I looked for agents who represented my genre, first and foremost, and who had a good track record in selling to New York publishers since that was my ultimate goal. I used the QT website to identify the agents I wanted to query, track when the queries went out, and keep up with who requested what. I also looked at the acknowledgments page of some of my favorite author’s books in my genre and saw which agents they thanked.
What advice would you give other writers seeking agents?
Stick with it. I think there’s a temptation, during these changing times in publishing, to forego the agent and submit directly to the publishing house, or to self-publish. If traditional publishing is the route you wish to pursue, though, I’d continue with the agent search. A good agent can help you bypass the “slush pile,” have a good feel for where your book might fit into the marketplace, be an advocate for you with your eventual publisher, and navigate the contract landmines.
Would you be willing to share your query with us?
The query for Royal Street is below:

Dear (agent):

In 2005, Hurricane Katrina not only laid waste to the city of New Orleans; it also opened breaches between the modern world and the preternatural world beyond. Through these breaches has come an old god bent on completing the destruction Katrina left undone and a rogue wizard intent on bringing magic back into the world of humans.

ROYAL STREET, a completed 90,000-word urban fantasy with strong elements of mystery, history, and paranormal romance, follows the story of Drusilla Jaco (DJ), a funny, tough female wizard whose pre-Katrina job was to help guard the borders between New Orleans and the Beyond, even when it called for such questionable duties as seducing the undead pirate Jean Lafitte. After the storm, DJ, an empath who fights to keep from absorbing emotions from everyone around her, must return to her ravaged city and cope with her own personal losses while unraveling the plot woven by the voodoo god Samedi and her own missing mentor.

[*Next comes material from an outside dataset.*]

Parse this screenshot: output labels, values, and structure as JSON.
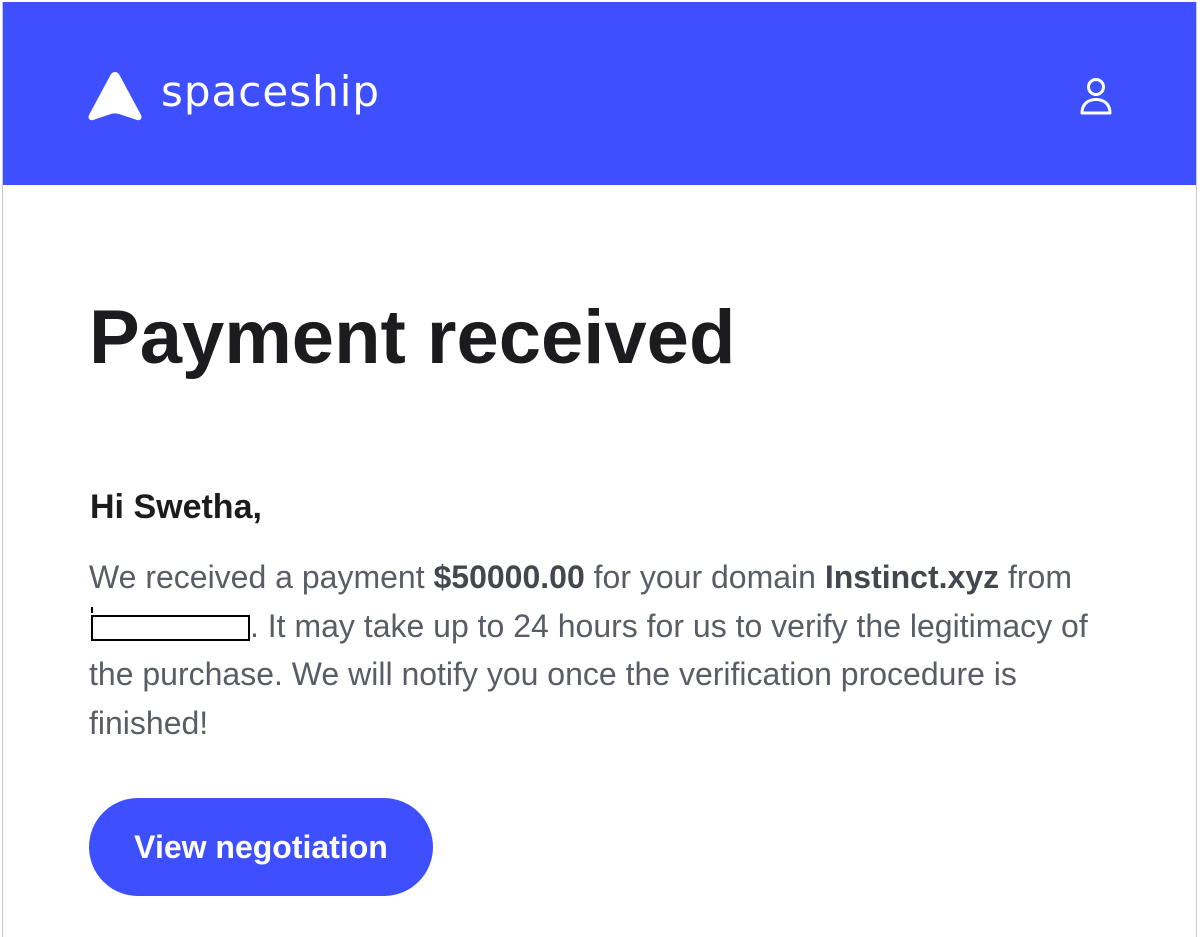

The novel blends magic, humor, and romance to explore life in post-Katrina New Orleans, and it uses that backdrop to show the power of love and friendship in persevering against horror and chaos. It blends the antics of historical New Orleans “royalty” such as Louis Armstrong, Huey Long, and Jean Lafitte with preternatural creatures such as shapeshifters and one very human bar owner with killer dimples.

The novel will appeal to fans of urban fantasy and paranormal romance, as well as those interested in a different take on New Orleans history and Katrina.

I am a Hurricane Katrina survivor myself and was a longtime resident of New Orleans, which helped me bring both sensitivity and accuracy to the topic. I also am a widely published journalist with more than fifty national awards in feature writing and editing. ROYAL STREET is my first novel.